Remember that time you popped a button on our school dress because the school dress couldn't cope with all that boobage? That was hilarious! That button popped off so hard it went flying across the classroom!
Also, remember how short we used to hem that dress though, even then we knew that this body would get us attention!
We moved to England and this was it, your chance to start a fresh! Wipe the slate clean and start all over again!
And fuck me, we did it!
This is the first full length picture we took together in England.
And it started a flow of confidence, which was great because it got us our very first job! Where we met some people, who we thought were good people.
And we spent a LOT of time doing stuff like this ...
...... lets admit it body, we didn't like ourselves then did we?
Even though we always put on a brave face, we were keeping a secret inside which really in hindsight we should have blurted out AGES ago, but when you're in the situation, it's hard to see straight.
I'll share a bit on this... I was living with Tracy, a friend from my first job.
And it was kinda awesome, moving out alone for the first time, never having to explain where I am, who im out with, what Im spending my money on... Actually, I did have to do those things. Tracy was very controlling and was emotionally abusive. And she always wanted to know what I was doing, where I was going, who I was seeing. She banned any men in the house that werent mutual friends. I had to sneak around with men. Which is ridiculous. Often I would wear revealing clothing because I enjoyed my body and wanted people to see it and to show it off, but she would call me out for wanting attention, wanting guys to look at me, looking for trouble. It was a hard time in my life because I let someone change my opinion of myself. And that made me upset. And BITTER! So fucking bitter! It got to the point where I would dread going home after work because I knew there would be something that she would complain about. Id call my mom crying on the bus going home nearly every day. I finally got out when she threatened to "kick my head in" when we were on holiday in Turkey, and I knew then i needed to leave the friendship and get into a more positive environment.
But then body... then we got our groove back!
We got our Lisa back! And it started a revolution of body love for us.
We moved back in with mom and dad in Sheffield (well peak district) and we met some boys who were kinda scared of our body, which was sucky, but still, least we were growing that self worth.
This was round about the time we found Tumblr!!!!!!

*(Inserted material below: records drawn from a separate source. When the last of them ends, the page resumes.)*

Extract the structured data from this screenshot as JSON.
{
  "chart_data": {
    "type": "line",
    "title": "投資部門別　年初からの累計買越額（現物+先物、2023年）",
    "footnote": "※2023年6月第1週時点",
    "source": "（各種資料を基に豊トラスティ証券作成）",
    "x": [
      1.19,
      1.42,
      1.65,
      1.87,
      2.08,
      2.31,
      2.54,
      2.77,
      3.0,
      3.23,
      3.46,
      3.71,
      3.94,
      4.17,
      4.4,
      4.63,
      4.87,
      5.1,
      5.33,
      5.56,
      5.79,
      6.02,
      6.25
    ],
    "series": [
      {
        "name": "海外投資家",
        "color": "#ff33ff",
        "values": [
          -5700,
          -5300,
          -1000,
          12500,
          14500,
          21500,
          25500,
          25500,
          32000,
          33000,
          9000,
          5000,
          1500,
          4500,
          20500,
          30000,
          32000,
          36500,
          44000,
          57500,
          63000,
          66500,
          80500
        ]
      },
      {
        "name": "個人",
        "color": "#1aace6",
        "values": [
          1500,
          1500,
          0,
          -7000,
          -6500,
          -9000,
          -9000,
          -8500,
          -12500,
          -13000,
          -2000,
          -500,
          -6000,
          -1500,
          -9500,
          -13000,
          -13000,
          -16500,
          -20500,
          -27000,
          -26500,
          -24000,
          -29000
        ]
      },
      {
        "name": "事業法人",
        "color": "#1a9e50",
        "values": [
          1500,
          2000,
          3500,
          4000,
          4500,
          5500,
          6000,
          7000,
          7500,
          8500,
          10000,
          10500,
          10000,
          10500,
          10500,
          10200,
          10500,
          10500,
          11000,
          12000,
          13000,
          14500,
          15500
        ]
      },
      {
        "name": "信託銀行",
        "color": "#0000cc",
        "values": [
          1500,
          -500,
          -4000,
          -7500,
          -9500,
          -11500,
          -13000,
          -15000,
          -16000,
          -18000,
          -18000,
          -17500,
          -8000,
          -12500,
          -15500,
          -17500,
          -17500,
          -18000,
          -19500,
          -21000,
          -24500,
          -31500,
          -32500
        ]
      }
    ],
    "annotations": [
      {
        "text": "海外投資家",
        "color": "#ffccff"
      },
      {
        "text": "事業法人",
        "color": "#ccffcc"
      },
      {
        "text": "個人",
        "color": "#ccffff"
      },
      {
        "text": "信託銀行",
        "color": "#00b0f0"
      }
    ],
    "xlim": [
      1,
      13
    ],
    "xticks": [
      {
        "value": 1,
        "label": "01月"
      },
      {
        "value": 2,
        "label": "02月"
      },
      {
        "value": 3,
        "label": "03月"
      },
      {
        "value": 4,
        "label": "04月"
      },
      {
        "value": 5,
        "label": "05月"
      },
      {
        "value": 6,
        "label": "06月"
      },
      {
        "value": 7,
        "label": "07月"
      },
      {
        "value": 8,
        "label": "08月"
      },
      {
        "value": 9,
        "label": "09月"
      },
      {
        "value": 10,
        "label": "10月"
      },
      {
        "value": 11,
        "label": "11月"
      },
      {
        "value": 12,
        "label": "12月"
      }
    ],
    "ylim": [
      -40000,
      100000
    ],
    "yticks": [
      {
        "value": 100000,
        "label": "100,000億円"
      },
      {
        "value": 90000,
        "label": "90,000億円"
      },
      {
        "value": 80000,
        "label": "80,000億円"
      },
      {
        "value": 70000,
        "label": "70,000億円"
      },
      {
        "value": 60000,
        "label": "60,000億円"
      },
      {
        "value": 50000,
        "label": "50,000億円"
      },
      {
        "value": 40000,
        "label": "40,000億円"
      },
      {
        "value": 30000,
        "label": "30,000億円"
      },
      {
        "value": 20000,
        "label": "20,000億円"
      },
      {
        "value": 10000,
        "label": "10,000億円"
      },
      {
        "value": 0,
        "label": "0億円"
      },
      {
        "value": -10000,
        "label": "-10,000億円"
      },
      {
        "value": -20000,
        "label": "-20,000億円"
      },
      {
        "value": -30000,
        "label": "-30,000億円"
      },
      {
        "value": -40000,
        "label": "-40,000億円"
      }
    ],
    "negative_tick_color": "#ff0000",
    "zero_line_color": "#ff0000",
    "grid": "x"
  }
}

(what a discovery that was eh)
I found body positive blogs, blogs where bodies like mine were shown in such a positive light. And I was inspired!
This is the first ever image we posted to the internet where it showed something a bit more than just those boobs which everyone seemed to like. This was a scary scary in fact frightening moment.
But we did it! And it felt SO good! To see the notes come flying in on this image of my body, was such a shock, in a good way!
It was also about this time when we when we met that one boy who helped us more than he will ever know!
(i met him on a dating site)
I asked him if he liked chubby/fat girls and he said he liked all girls.
The one thing that stuck out from that first night we were together was how differently we felt about our body when he touched us, remember how it felt so different to when other boys touched us. It was weird but so wonderful at the same time. Remember how much of a relief it was when he touched our stomach like it was no big deal?!? That was it, one of the moments which built us up to be this magnificent woman we/I am today!
More insight... Richard and I had a 2 year long relationship which really changed me as a person. For the better of course! I was a mini rad fat when we met and when it ended I was/and continue to be very into body positivity and body love.
Richard never shied away from making fat jokes about me whilst we were with his friends. He used to/still does introduce me as fat bird. The fact that he was so comfortable with my body helped me become so much more comfortable with it too.
Body, we have come so far and are just getting better! We just keep getting stronger and stronger and loving ourself more and more. And it has been a pleasure to discover this body of ours! Specially the parts we're meant to hide!
Remember that time we traced the lines of our stretch marks?
And remember that nude shoot with those babes....
Oh body, we are in our prime now!
Your lumps and bumps are what make you, me! And we both love that!
There really isnt much that I regret doing with you body! I love taking pictures of you, showing off those lumps and bumps! Because they truly are beautiful!
You get me where I need to be body, and I know I don't let you sleep enough, for that I am sorry. But not for anything else body! Everything we have done in our life has been amazing! And will continue to be even more amazing!
Thank you for always carrying me body!
I truly do love you!
And thanks to Leah for starting this workshop! I am not gonna lie, its been so weird to write this post. It has been good to reflect on times gone by, and of course its always good to look to the future, but most of all, its reminded me about how far my body has come and how far my attitude to my body has come too!